‘Colonic fumigation’ treatment could have killed beauty spa’s customers
Published: 4 December 2015
Environmental health officers have issued an urgent warning to businesses and residents to raise awareness of the dangers posed by carbon monoxide poisoning after two recent incidents in the borough could have ended in tragedy.
A group of eastern European builders who speak hardly any English nearly gassed themselves and the people in the flat above them while working indoors with a petrol-powered disc cutter.
And in another serious incident a woman running an African hair and beauty business in Battersea was risking her life, plus those of her customers and also her upstairs neighbours by burning charcoal indoors as part of a spa treatment.
In both episodes extremely high levels of carbon monoxide (CO) were being produced and without swift intervention from the borough’s environmental health team those involved could have died.
Carbon Monoxide is a lethal, odourless and colourless gas that is virtually impossible to detect without specialist equipment. It is lighter than air and can therefore easily pass into properties above.
The gas can also be produced from faulty central heating boilers and these two incidents have sparked new warnings about the dangers of this “invisible killer” gas and the message that residents and business should consider purchasing a carbon monoxide alarm. These are reasonably cheap to buy and can save people’s lives.

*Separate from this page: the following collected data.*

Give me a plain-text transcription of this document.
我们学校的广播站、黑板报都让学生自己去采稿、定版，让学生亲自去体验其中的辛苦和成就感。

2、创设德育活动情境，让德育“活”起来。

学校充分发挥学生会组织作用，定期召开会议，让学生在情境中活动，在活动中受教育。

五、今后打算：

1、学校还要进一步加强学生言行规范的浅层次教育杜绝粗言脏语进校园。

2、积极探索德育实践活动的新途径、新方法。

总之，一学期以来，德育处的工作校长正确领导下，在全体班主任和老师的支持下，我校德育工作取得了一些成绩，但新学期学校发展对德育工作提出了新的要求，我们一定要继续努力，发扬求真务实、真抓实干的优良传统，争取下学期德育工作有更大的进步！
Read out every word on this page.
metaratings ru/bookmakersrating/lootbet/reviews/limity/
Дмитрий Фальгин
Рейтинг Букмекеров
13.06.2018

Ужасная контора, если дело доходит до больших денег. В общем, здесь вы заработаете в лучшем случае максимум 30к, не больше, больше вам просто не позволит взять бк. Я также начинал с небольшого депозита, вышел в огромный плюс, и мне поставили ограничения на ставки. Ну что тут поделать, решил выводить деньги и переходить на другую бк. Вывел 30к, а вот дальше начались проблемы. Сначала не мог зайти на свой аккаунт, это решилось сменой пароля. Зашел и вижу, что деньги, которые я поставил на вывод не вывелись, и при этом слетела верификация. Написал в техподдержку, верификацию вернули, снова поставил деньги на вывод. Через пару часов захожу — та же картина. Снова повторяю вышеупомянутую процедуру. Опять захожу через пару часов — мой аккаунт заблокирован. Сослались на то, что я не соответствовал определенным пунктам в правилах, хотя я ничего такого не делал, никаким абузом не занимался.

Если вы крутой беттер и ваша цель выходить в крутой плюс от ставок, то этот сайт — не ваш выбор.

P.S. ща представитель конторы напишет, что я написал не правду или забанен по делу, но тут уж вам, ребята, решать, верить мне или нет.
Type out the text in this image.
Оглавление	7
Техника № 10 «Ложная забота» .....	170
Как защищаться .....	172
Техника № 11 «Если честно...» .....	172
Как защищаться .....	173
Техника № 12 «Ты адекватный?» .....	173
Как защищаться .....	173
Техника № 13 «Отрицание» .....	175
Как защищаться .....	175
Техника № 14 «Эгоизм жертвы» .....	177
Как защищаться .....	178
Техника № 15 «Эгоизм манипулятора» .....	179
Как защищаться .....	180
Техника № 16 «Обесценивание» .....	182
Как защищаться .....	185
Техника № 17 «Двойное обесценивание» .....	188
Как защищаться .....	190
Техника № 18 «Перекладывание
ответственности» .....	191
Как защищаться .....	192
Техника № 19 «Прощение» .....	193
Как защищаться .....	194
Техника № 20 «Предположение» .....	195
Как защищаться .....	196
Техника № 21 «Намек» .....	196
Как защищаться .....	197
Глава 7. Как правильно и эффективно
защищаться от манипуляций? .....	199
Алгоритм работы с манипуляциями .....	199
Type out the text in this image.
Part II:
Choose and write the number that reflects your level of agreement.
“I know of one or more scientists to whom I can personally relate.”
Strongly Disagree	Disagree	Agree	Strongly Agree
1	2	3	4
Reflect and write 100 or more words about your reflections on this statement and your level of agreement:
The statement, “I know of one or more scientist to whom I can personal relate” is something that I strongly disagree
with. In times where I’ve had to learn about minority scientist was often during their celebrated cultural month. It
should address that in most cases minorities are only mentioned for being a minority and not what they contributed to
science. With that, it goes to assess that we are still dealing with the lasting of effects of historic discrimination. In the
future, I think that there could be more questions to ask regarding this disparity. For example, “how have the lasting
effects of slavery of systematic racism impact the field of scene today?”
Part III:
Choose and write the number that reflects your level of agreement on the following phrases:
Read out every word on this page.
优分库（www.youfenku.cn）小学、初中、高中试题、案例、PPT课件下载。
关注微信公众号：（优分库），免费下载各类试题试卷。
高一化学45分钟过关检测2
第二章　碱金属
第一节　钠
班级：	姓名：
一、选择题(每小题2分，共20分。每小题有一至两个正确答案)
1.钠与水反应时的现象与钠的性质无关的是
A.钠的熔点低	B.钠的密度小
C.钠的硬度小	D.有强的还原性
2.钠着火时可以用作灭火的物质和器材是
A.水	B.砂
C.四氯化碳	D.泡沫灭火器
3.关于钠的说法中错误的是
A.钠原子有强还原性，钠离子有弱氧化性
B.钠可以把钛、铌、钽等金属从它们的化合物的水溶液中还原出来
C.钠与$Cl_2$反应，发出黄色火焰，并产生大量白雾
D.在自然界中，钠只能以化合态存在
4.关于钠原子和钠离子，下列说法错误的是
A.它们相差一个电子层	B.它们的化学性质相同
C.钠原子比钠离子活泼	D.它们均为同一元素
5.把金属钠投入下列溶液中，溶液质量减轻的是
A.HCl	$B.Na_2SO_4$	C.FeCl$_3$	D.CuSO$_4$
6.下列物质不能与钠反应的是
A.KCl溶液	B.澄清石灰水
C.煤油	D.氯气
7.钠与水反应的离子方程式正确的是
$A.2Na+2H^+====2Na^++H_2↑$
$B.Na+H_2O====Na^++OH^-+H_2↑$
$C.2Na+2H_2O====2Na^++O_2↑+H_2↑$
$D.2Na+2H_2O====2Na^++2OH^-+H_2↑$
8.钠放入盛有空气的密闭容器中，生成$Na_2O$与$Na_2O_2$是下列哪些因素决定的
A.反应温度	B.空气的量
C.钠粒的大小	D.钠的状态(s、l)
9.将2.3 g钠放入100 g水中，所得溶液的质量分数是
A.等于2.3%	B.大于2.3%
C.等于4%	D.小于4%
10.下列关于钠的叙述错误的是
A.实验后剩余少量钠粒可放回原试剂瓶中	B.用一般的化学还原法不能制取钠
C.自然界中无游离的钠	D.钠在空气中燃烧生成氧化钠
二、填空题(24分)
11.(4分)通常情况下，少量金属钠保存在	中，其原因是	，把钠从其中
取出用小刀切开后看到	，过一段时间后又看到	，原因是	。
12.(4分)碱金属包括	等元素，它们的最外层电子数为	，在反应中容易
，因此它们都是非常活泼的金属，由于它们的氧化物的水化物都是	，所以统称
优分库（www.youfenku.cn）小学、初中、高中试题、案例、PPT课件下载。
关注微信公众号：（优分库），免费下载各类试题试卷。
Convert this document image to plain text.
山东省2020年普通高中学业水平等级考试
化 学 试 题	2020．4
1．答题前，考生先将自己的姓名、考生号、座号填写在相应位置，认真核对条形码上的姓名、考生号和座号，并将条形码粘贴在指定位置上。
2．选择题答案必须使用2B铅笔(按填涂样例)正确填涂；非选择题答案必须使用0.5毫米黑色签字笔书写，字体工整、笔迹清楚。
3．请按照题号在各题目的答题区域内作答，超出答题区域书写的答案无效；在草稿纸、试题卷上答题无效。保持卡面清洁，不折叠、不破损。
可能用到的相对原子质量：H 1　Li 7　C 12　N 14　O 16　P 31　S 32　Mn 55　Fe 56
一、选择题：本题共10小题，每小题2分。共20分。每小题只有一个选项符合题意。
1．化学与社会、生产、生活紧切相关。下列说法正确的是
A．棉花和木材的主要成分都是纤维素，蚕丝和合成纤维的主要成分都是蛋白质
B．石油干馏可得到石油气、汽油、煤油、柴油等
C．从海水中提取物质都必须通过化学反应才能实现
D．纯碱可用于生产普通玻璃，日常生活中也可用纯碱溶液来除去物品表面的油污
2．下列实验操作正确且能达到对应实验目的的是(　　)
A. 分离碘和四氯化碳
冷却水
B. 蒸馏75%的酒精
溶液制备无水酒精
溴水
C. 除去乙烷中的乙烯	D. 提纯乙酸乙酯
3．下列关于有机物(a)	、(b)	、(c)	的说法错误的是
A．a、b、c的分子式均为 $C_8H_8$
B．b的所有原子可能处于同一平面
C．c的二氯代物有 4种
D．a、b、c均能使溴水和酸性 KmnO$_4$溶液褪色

It was an alarm in an upstairs flat that averted the first tragedy. Because they couldn’t speak English, the builders had not understood the very clear warnings written on the side of the power tool that it should not be used indoors.
Gas readings showed they had been working in conditions where CO levels were five times higher than recognised safety levels – and nearly twice the levels at which buildings must be evacuated.
In the second case charcoal was being burned in a metal container attached to the underneath of a custom made throne-like chair and was being used to offer customers of the health and beauty spa a kind of “colonic fumigation” sometimes referred to as ‘tush’ or ‘dhilka’.
The alarm in this case was raised when neighbours living above the shop contacted the gas board because they could smell burning and were worried about a possible gas leak. Instead the National Grid’s emergency inspector detected high levels of CO in the vicinity.
When council staff tested the air in the downstairs salon they found CO levels five times higher than the safe limit.
The proprietor also said she had been suffering severe headaches and sickness for some time and had been taking painkillers. Both she and the residents living above her were advised to go to the nearest casualty department immediately to get their blood oxygen levels checked.
Wandsworth’s community safety spokesman Cllr Jonathan Cook said: “Luckily these two serious incidents didn’t result in tragedy but it was a close call. Carbon monoxide is a silent and invisible killer and the only certain way to be sure you are not at risk of poisoning it is to get an alarm.”